Oblivion divided opinion. Released in March to rapturous applause, it seemed as though Bethesda had driven Western RPG standards to new heights. Presented with a seemingly overwhelming array of choices, dwarfed by an enormous land to explore, besotted by lavish detail and beauty - Oblivion appeared to be the Goliath we'd been waiting for. Critics opened their arms and welcomed what they saw as the first of the truly next-generation games.
Yet it seems one person's selling points were another's drawbacks. Overwhelming choice was narrowed to dull repetition, vast lands became laborious obstacles, and beauty was criticised for her performance. Apathy soon crept in, attentions turned elsewhere. Could it be that this pinnacle of gaming lacked the depth to engage, was it guilty of having no soul?
Last Wednesday heralded the release of Bethesda's largest downloadable content addition to the game so far. Umaril, an ancient Ayleid Sorcerer-King, seeks vengeance upon the Gods who banished him to the planes of Oblivion thousands of years ago. For 800 Microsoft points you must heed the call to help, seeking out lost relics of the Divine Crusader to help you vanquish this otherworldly evil for eternity. Just a normal day in Tamriel, then.
Heeding the heroes' call takes you to the ransacked Anvil Chapel, or more precisely a babbling prophet lingering on the street nearby. This outspoken fellow tells you of the ancient evil encroaching upon the world, threatening the very gods themselves. It's instantly familiar territory as your path is laid before you: a hand-drawn map leading you to Wayshrines spread across Cyrodiil, a pilgrimage you must undertake to prove your faith to the holy-powers-that-be, The Nine. Your reward is a spiritual tête-à-tête with Divine Crusader Pelinal Whitestrake. The shoes he wore, you will quest to fill, as he directs you to the first piece of the holy armour that allowed him to battle the Ayleid Sorcerer-King many moons ago.

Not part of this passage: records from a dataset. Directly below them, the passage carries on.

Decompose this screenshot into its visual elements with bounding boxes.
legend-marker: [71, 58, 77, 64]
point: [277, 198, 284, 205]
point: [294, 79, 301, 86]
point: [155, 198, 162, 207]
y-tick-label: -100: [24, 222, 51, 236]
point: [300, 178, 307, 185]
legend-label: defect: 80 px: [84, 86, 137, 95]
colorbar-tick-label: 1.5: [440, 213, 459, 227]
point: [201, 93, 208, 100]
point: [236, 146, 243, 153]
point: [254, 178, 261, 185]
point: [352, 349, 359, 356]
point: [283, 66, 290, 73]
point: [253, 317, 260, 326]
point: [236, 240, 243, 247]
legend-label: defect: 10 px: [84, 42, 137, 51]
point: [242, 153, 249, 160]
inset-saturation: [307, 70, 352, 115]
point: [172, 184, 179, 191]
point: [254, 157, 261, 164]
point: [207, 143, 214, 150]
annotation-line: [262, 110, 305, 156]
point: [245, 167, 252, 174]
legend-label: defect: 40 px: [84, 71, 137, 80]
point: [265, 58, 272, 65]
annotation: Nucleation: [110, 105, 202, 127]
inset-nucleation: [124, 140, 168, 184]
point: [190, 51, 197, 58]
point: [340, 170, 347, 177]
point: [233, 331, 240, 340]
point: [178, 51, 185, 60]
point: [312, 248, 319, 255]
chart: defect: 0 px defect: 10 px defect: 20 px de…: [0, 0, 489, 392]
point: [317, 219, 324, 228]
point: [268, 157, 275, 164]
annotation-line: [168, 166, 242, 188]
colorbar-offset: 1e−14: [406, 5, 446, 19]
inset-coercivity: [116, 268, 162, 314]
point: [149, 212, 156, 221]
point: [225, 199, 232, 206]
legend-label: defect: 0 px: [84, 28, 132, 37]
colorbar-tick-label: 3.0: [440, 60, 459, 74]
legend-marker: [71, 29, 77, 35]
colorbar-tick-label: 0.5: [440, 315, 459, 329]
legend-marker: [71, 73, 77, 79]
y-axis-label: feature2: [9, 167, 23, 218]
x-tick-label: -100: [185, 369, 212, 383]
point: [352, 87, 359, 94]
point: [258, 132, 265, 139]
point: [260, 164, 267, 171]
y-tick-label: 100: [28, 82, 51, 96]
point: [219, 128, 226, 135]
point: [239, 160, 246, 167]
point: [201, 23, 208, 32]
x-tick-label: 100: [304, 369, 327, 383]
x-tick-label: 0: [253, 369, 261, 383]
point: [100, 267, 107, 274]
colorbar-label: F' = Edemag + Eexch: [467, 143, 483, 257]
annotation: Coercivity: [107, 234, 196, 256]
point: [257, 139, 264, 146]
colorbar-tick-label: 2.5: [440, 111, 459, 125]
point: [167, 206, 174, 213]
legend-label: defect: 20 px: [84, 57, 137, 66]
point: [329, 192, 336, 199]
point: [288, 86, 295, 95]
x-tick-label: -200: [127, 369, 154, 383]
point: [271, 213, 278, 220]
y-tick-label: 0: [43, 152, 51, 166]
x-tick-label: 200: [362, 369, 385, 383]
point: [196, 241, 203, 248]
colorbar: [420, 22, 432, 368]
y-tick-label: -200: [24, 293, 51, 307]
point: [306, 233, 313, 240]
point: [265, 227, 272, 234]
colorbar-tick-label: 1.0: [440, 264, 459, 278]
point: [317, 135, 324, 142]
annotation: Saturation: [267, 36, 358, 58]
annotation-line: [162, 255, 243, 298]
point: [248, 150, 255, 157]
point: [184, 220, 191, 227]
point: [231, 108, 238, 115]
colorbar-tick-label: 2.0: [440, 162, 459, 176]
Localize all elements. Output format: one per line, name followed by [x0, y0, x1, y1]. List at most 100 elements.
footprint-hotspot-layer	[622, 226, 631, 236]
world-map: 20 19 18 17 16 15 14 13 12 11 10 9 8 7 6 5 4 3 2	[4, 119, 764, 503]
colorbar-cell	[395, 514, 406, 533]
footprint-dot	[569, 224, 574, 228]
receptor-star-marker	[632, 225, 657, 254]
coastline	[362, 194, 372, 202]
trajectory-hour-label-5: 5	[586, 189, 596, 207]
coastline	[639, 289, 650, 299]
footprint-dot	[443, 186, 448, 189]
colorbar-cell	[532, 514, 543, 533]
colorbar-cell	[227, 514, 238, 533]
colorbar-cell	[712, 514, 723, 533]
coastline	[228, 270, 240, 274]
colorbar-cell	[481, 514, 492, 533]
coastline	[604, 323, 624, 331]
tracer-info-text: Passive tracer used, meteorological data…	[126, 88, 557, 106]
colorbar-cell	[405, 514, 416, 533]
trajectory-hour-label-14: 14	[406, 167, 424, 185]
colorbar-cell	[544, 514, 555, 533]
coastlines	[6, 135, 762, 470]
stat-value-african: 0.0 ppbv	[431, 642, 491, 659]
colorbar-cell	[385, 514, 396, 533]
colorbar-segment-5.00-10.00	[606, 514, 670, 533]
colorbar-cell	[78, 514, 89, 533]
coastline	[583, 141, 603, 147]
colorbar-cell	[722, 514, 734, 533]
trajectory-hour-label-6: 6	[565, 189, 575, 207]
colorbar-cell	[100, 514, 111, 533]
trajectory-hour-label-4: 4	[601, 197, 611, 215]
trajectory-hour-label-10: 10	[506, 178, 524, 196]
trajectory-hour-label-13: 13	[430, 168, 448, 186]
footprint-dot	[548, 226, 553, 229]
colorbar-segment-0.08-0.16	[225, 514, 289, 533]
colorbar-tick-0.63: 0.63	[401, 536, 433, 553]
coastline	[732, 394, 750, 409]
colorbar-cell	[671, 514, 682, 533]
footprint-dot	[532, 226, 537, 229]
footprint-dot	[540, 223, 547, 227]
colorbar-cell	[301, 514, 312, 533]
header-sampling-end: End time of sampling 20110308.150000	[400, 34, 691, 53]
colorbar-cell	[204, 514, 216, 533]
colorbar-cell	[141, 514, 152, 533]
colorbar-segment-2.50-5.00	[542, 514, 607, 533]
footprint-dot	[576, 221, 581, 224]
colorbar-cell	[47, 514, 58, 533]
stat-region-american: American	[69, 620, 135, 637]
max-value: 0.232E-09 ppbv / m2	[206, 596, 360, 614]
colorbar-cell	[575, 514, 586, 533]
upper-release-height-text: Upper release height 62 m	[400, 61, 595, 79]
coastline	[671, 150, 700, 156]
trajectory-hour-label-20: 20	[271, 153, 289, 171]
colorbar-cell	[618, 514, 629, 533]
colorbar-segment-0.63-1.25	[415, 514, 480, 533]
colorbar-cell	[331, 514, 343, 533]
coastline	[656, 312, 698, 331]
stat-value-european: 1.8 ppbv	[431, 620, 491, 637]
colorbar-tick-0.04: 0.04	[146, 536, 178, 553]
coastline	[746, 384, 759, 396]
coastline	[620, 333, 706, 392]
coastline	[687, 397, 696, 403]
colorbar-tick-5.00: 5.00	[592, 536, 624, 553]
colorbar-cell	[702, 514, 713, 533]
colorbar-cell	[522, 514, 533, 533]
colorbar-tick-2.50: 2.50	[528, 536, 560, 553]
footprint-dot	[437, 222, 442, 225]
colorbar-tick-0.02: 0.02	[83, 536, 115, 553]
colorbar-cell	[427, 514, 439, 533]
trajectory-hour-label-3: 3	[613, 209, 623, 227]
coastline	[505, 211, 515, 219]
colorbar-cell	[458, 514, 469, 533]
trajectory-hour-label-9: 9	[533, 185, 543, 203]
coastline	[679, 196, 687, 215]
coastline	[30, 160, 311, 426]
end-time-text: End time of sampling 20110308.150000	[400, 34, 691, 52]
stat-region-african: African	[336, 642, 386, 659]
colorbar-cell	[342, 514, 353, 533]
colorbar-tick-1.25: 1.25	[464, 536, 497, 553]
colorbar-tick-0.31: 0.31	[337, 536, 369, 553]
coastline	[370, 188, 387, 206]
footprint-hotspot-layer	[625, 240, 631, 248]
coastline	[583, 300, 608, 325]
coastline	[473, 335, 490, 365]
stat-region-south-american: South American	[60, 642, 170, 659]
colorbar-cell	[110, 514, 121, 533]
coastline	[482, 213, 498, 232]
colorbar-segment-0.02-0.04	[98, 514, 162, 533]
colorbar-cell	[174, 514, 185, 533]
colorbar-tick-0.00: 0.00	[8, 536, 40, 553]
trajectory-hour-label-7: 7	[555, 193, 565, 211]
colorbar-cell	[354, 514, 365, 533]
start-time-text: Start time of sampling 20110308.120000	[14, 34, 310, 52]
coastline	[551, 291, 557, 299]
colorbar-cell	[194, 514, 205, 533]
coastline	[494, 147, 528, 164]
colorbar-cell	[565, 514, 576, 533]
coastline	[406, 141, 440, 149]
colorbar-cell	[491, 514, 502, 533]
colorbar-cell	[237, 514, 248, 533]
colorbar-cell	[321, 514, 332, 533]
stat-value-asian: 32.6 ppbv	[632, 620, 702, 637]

Unsurprisingly it's back into a ruin you're headed. Here you'll find your first piece of equipment, and a corpse of a Knight of the Nine whose ring you shall plunder. Attain these items, then travel to the newly located Priory of the Nine in search of the Cuirass, and the bulk of your quest begins. In order to attain this chest-piece, you must show that you are a champion worthy of great responsibility; you'll do this by fighting, one-by-one, the spirits of the fallen Knights of the Nine. The armour is yours once the test is complete, and so is the allegiance and cooperation of your bested foes. It's the knowledge they impart that will lead you to tests for the other pieces of the Divine Crusader's set, the armour you must be wearing if you wish to complete the quest line and defeat Umaril.
Filling Pelinal Whitestrake's boots is a task bestowed upon both experienced adventurers, and those new to the game. While newer players might struggle with scripted encounters, arguably the rewards will benefit them more. There's a new enemy type in the Aurorans. These heavily-armoured, lightning-casting, axe-wielding fellows carry out Umaril's wicked bidding: and being part of Oblivion's levelled-enemy clientèle means that they'll pack a punch whatever your level. Allies inspired by your bravery will soon be pledging themselves to your cause, helping you to rebuild the Priory of the Nine and resurrect the Holy order. As your progress down the Divine Crusader's path continues, an inevitable final confrontation builds momentum; will your Knights of Nine now proceed where they failed once before?
A large criticism of the original game was the lack of new content a player could encounter once they'd passed level twenty - a benchmark that's not even half of the total levels achievable. We, like others, have spent upwards of another twenty or more levels facing the same enemies and receiving the same loot from what felt like replicated quests. This new content is at its best when it differentiates itself from the slew of tasks already available throughout Oblivion. Rebuilding a holy order appeals to our Dan Brown side, and although your fellow Knights will spring up rather quickly and over zealously, it's nice to feel as though you have something of a supporting cast. You will, perhaps obviously, soon forget encounters with the levelled undead that pad out familiar ruins - much more memorable are the tests you'll face to earn new pieces of equipment. Why a concept plainly useful for prolonging content, like gathering unique armour sets that grant abilities or spells, wasn't used to great effect in the first place is beyond us.
Still, the Knights of the Nine addition is an entertaining distraction to the continuing debate on Oblivion. It features some nice touches, and it's promising to see Bethesda keen to nourish and support its hugely popular title. There isn't much to object to here, but in the larger picture it's just a drop in the ocean. While appealing most to fans of the game, it's they that should be most cautious. £6.80 won't break many people's banks (clearly PC owners are paying more but get all the downloadable content to date), but it would if you paid for every quest line in Oblivion. But if more of the same is what you're after, you can't really argue with what Bethesda's served up for its hardcore fans.